Arzneimittel und Therapie

Protease-Inhibitor Nelfinavir steht wieder zur Verfügung

Die europäische Zulassungsbehörde EMEA hat dem HIV-Medikament Nelfinavir (Viracept®) wieder die Zulassung erteilt. Aufgrund von Verunreinigungen einiger Chargen mit einer möglicherweise genotoxischen Substanz war Nelfinavir im Juni 2007 zurückgerufen worden und die Zulassung war im August ausgesetzt worden. Nun wurde der Herstellungsprozess verändert und diese Änderung wurde am 30. Januar 2008 von der Europäischen Kommission genehmigt, wie Roche mitteilte.

Ursache für den Rückruf war die Beimischung von Ethylmethansulfonat (EMS) bzw. Methansulfonsäureethylester, der mutagene Wirkungen aufweist. Da für die toxischen Wirkungen von Methansulfonsäureethylester beim Menschen nur ungenügende Daten verfügbar sind, hatte die EMEA die Firma Roche Registration Limited aufgefordert, tierexperimentelle Studien hierzu nachzureichen. Bisher war es nicht möglich, einen Grenzwert anzugeben, ab welchem die Exposition mit Methansulfonsäureethylester ein Risiko darstellt, oder welche Organe betroffen sein können. Nelfinavir wurde häufig in der Behandlung von HIV in der Schwangerschaft angewendet. Ferner hat die EMEA die Firma Roche Registration Limited um Benennung der Patienten gebeten, die die betreffenden kontaminierten Chargen von Nelfinavir angewendet hatten, um eine Folgeüberwachung dieser Patienten sicherzustellen. Hierbei sind nach gegenwärtigem Kenntnisstand die Patienten betroffen, die hohen Mengen von Methansulfonsäureethylester in Nelfinavir-Chargen ab März 2007 ausgesetzt waren.

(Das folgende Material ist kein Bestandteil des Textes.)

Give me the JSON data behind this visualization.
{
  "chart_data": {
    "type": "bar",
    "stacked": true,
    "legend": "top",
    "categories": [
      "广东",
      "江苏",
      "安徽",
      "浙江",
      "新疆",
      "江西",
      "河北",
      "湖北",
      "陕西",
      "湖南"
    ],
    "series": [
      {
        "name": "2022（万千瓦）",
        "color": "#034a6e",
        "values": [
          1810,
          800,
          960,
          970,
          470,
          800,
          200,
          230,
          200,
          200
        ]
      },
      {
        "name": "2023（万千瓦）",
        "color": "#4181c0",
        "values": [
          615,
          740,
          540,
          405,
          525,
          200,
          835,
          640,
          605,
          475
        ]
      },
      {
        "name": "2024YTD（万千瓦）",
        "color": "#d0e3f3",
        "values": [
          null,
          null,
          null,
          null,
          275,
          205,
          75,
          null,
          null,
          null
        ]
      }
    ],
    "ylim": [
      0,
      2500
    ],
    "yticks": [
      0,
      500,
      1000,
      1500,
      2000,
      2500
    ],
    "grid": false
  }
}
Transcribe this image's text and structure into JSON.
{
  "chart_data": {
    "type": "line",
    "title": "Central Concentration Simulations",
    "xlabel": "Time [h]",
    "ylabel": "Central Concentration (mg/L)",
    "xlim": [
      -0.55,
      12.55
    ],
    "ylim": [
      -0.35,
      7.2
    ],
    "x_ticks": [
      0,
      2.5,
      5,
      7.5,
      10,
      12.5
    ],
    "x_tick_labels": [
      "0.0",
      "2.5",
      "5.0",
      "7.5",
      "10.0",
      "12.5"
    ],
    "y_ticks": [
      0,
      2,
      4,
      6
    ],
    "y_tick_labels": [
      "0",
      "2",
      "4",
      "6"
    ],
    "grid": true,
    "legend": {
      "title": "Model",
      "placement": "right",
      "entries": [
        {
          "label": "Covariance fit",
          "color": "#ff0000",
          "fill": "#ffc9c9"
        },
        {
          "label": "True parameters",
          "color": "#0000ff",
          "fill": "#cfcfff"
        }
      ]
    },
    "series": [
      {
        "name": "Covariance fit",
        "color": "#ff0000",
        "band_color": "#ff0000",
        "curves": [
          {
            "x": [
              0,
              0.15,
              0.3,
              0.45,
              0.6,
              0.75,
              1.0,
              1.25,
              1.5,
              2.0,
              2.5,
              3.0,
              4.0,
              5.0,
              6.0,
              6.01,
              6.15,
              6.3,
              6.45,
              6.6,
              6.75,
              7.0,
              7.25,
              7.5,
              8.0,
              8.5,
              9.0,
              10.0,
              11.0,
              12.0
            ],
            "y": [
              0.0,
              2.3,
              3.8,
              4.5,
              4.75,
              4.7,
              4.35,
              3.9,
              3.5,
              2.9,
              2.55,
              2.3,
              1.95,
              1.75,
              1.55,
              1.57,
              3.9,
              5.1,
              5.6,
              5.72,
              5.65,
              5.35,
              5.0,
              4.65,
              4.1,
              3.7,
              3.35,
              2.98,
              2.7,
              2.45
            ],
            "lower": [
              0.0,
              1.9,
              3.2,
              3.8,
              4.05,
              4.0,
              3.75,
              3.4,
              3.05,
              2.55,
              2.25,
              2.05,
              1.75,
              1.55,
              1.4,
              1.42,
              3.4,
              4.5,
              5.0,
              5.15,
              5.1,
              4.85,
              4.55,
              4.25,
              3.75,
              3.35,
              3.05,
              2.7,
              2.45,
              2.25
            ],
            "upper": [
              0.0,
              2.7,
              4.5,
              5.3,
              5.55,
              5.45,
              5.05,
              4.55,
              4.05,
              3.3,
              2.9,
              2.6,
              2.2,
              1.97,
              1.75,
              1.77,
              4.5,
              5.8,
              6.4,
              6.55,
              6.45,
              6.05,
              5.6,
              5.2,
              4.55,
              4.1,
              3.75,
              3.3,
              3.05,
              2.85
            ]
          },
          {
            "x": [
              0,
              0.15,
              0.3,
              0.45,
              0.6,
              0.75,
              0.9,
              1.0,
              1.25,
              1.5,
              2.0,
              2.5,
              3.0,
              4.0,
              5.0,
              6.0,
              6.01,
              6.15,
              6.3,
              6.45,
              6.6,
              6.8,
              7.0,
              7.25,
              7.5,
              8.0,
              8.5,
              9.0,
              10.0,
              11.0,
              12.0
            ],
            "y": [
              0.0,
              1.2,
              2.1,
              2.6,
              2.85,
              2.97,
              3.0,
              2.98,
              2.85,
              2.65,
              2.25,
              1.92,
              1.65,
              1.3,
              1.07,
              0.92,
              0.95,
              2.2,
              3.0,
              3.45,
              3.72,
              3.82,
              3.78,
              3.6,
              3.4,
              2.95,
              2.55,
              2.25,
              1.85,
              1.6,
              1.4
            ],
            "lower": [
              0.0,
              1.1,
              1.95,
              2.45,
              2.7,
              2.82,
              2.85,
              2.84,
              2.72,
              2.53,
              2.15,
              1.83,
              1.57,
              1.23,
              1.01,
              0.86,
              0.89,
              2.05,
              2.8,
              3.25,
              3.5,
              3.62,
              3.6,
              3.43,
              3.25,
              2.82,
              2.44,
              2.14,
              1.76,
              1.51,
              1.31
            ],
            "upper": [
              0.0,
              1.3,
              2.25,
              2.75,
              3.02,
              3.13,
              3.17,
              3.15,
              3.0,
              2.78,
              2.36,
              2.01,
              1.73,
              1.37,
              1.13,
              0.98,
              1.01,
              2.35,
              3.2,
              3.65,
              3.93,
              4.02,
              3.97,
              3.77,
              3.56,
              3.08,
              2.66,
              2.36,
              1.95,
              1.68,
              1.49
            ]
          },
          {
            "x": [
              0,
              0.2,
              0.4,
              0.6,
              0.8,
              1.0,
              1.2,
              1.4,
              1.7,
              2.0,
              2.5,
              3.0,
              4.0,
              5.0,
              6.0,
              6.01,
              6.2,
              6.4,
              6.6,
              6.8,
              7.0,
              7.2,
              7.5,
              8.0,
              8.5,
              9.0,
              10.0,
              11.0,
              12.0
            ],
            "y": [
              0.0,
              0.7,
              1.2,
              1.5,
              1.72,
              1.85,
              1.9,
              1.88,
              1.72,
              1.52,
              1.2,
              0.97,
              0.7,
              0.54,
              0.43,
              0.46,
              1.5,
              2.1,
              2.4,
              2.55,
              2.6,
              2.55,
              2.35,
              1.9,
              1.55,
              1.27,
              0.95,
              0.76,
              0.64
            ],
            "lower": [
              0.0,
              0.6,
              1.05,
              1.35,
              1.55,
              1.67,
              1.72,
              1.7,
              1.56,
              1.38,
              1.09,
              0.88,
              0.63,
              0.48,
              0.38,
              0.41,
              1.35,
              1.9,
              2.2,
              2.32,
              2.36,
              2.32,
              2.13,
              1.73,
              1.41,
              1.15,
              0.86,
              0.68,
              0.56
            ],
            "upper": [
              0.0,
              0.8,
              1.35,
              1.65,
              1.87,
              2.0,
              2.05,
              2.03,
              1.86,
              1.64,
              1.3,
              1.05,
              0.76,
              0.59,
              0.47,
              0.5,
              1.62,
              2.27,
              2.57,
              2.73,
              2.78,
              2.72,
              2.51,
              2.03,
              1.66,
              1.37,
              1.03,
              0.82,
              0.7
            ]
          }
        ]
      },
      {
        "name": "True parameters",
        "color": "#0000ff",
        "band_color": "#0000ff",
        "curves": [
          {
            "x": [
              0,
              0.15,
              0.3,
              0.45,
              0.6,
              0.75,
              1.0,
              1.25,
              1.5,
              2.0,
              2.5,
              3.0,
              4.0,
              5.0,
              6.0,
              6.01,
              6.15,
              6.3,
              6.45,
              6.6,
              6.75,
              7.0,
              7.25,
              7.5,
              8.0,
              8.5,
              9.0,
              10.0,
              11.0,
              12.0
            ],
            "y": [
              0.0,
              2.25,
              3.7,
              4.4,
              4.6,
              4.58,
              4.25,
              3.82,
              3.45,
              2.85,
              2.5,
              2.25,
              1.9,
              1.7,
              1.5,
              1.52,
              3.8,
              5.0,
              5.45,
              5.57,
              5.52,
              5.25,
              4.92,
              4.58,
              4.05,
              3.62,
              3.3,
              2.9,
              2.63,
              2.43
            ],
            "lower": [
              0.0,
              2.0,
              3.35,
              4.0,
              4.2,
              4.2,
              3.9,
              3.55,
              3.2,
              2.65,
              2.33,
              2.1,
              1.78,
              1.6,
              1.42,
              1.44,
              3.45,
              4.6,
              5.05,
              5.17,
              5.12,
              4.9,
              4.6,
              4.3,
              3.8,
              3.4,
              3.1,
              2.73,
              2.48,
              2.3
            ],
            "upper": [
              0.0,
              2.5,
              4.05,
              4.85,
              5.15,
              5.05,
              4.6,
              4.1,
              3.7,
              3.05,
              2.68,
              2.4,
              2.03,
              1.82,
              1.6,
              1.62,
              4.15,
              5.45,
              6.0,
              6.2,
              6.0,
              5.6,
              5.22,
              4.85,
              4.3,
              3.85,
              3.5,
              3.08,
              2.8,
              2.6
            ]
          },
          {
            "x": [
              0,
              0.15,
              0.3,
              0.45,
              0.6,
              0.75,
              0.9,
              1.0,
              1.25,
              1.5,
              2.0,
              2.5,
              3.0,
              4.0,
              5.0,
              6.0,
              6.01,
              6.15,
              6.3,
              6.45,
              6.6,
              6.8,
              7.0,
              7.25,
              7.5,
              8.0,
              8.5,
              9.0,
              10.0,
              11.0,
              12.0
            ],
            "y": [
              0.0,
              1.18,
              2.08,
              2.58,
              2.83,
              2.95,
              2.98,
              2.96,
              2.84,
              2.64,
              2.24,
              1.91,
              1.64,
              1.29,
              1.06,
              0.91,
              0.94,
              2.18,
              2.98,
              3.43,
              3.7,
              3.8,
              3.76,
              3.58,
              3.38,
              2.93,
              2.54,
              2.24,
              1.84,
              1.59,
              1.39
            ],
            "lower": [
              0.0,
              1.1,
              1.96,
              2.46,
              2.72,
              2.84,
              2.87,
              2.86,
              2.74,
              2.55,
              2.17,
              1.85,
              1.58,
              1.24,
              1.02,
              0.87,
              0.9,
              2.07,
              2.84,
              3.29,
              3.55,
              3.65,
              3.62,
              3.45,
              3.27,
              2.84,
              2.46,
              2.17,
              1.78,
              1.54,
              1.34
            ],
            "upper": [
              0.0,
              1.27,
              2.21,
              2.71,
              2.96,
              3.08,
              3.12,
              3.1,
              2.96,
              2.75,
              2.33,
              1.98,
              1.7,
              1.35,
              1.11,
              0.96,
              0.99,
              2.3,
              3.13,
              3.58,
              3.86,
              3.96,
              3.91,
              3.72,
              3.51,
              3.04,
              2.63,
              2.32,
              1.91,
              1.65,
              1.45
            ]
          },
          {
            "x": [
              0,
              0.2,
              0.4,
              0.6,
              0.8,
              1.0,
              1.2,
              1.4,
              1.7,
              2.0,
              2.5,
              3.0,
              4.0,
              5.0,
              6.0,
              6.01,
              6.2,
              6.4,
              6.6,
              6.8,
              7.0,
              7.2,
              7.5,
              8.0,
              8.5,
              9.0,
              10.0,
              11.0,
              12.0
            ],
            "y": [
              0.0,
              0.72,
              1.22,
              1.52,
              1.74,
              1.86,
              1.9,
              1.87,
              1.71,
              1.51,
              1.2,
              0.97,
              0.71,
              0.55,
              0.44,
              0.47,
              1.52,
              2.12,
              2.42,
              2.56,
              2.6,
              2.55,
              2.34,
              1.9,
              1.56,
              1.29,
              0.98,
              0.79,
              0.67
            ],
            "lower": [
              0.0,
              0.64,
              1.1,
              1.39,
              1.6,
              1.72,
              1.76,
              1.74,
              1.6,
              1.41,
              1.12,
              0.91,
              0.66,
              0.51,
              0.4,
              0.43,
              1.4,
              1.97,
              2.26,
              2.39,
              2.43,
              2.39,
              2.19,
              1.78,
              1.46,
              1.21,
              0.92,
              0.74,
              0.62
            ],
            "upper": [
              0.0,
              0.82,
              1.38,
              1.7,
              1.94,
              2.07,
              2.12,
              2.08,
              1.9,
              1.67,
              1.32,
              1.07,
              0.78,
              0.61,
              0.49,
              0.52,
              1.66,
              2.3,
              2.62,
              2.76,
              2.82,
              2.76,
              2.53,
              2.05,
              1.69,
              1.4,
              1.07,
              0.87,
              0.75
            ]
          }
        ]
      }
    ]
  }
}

Studien zu EMS und Patientenregister

Roche führt derzeit Studien an Tiermodellen durch, um das mögliche Risiko für Patienten durch Methansulfonsäureethylester zu ermitteln. Eine der Studien ist bereits abgeschlossen und die Daten der zweiten Studie werden im Laufe des Jahres 2008 zur Verfügung stehen. Gleichzeitig wurden in der Einführung von Patientenregistern erste Schritte veranlasst, in denen Patienten nachverfolgt werden, die Nelfinavir bekommen hatten. Jedoch werden Roche und die EMEA den Nutzen dieser Register erneut bewerten, sobald die Ergebnisse aus den Tierstudien bekannt sind.

Kaum Resistenzbildung

Nelfinavir ist ein Protease-Inhibitor zur Behandlung von HIV-1-infizierten Patienten mit fortgeschrittener oder fortschreitender Immunschwäche in Kombination mit anderen antiretroviralen Substanzen. Es kann direkt zu den Mahlzeiten eingenommen werden. Die Hauptnebenwirkung ist Durchfall, der bei einem Viertel aller Patienten auftritt. Für Kombinationen von Nelfinavir mit antiretroviralen Nukleosidanaloga konnte eine Reduktion der Viruslast im Serum und eine Erhöhung der Zellzahl zirkulierender CD4-Lymphozyten gezeigt werden. Bei Kombination mit Nukleosidanaloga oder dem Proteasehemmer Saquinavir ist bei der Mehrzahl der Patienten mit herkömmlichen Nachweismethoden kein Virus mehr nachweisbar. Die bei anderen Proteasehemmern auftretenden Mutationen des HI-Virus wurden mit Nelfinavir entweder nicht oder nur selten beobachtet. Eine Kreuzresistenz zwischen Nelfinavir und Reverse-Transkriptase-Hemmern ist unwahrscheinlich, weil ihre Zielenzyme nicht identisch sind. Auch zu den anderen Proteasehemmern Saquinavir, Ritonavir und Indinavir konnten keine Kreuzresistenzen nachgewiesen werden. HIV-Isolate, die gegen Nukleosidanaloga und nicht nukleosidische Reverse-Transkriptase-Hemmer resistent sind, blieben in vitro gegen Nelfinavir empfindlich.

Ein weiterer praktischer Vorteil von Nelfinavir: Es ist hitzestabil und muss nicht gekühlt werden, was insbesondere für viele Entwicklungsländer von Bedeutung ist.

 

Quelle

Pressemitteilung der Roche Pharma AG vom 10. April 2008.